Not really. Large portions of commercial areas are great! Detroit's theater / stadium district is awesome. The Fox, The State (err Fillmore, now I guess it's called?), Comerica Park, Ford Field. All stunningly beautiful. Hart Plaza, Hockeytown, the Ren Cen... People travel into Detroit for these things all the time.
Ah, but there's the rub, right? People travel in.... Hardly anyone who has a choice lives in the City of Detroit. Like I said, almost all the neighborhoods surrounding Detroit are fine. And even a few neighborhoods like the west side up by East Dearborn or old north by Indian Village are still ok. But they're a very small percent of the residential area of the original city. The City of Detroit's population once topped 3 million people. Now there's less than 800,000. That's a LOT of empty residential land area.
And those are the areas where there are practically free houses... But you don't want to live there. You basically CAN'T live in those areas, for all the reasons I specified, plus many more I didn't bother to mention (like public schools that have the worst dropout rates in the country, public transportation that is largely useless when it shows up at all, etc.)
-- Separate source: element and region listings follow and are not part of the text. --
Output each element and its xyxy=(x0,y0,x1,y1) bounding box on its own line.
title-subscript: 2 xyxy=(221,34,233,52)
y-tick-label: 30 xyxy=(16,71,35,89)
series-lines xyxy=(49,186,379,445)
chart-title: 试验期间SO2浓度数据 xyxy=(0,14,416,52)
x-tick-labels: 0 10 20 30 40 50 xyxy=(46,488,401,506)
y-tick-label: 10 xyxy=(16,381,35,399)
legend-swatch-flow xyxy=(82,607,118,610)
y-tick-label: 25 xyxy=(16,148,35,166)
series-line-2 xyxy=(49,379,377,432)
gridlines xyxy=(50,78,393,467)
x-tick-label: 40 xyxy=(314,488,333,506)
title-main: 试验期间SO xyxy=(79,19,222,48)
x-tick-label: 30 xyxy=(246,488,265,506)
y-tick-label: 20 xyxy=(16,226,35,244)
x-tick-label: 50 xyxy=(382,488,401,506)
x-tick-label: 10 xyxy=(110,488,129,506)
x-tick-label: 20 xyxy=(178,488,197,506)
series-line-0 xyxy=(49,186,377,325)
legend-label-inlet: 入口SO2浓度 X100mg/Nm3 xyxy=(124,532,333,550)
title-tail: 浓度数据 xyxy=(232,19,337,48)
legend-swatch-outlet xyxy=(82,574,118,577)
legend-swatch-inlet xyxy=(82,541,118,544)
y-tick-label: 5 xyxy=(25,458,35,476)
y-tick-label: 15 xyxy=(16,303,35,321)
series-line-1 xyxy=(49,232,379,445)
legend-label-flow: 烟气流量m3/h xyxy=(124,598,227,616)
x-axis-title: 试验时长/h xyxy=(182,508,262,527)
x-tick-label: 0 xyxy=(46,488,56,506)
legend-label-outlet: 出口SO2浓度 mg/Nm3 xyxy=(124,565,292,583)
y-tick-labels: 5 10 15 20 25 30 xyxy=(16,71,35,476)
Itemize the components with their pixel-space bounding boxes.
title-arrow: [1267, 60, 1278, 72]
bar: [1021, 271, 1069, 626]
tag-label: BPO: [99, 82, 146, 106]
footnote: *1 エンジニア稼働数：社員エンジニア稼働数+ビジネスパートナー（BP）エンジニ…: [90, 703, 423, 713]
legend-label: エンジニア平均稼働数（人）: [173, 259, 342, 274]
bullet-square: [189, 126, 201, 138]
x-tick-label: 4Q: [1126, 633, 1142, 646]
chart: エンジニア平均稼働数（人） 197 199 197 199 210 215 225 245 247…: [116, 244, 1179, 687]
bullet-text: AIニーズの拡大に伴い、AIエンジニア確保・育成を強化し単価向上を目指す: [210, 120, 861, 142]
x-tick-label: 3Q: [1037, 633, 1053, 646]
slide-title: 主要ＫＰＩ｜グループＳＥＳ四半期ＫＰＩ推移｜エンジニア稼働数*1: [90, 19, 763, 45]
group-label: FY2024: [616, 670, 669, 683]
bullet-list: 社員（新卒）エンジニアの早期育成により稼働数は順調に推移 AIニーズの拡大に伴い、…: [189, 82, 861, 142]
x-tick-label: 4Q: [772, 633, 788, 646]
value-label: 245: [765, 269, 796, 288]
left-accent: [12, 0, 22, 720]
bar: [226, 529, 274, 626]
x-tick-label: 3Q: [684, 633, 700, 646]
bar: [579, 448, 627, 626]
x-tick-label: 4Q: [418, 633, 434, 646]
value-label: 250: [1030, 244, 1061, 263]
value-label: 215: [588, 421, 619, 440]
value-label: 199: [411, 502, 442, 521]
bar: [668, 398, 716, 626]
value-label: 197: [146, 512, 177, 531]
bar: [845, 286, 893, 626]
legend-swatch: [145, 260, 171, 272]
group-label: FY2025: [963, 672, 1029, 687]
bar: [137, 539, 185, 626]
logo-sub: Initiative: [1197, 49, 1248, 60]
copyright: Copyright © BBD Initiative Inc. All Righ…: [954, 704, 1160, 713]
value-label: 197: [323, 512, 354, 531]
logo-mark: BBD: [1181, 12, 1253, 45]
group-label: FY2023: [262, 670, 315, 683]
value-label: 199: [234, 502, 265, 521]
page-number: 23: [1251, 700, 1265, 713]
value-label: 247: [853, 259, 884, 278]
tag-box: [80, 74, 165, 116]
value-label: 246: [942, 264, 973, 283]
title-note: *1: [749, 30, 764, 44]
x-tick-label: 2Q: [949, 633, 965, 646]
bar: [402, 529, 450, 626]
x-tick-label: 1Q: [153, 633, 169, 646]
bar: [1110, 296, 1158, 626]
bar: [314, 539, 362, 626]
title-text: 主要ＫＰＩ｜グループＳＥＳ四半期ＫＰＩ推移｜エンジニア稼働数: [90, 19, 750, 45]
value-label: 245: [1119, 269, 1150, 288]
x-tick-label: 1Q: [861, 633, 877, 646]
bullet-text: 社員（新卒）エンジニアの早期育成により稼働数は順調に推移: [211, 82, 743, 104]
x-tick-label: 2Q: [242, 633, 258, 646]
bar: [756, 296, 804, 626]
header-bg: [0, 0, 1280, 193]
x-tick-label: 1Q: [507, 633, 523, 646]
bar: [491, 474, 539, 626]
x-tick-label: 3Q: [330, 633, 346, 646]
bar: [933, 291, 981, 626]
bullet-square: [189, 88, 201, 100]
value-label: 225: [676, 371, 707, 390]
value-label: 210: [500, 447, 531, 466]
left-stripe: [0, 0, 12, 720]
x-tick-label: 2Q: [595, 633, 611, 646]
I could have gotten a house for basically nothing. But I spent $80,000 on a house 15 miles away so I wouldn't have to put up with the headaches of the City of Detroit. So did the other 4 million+ people who live in the greater Suburban Detroit area surrounding the city.
If you want to spin it to another thread, I can back up every claim I made with links to the Detroit News/Free Press articles about each problem. It's not an unfair view. A lot of Detroit's residential areas are F'd up. Big time.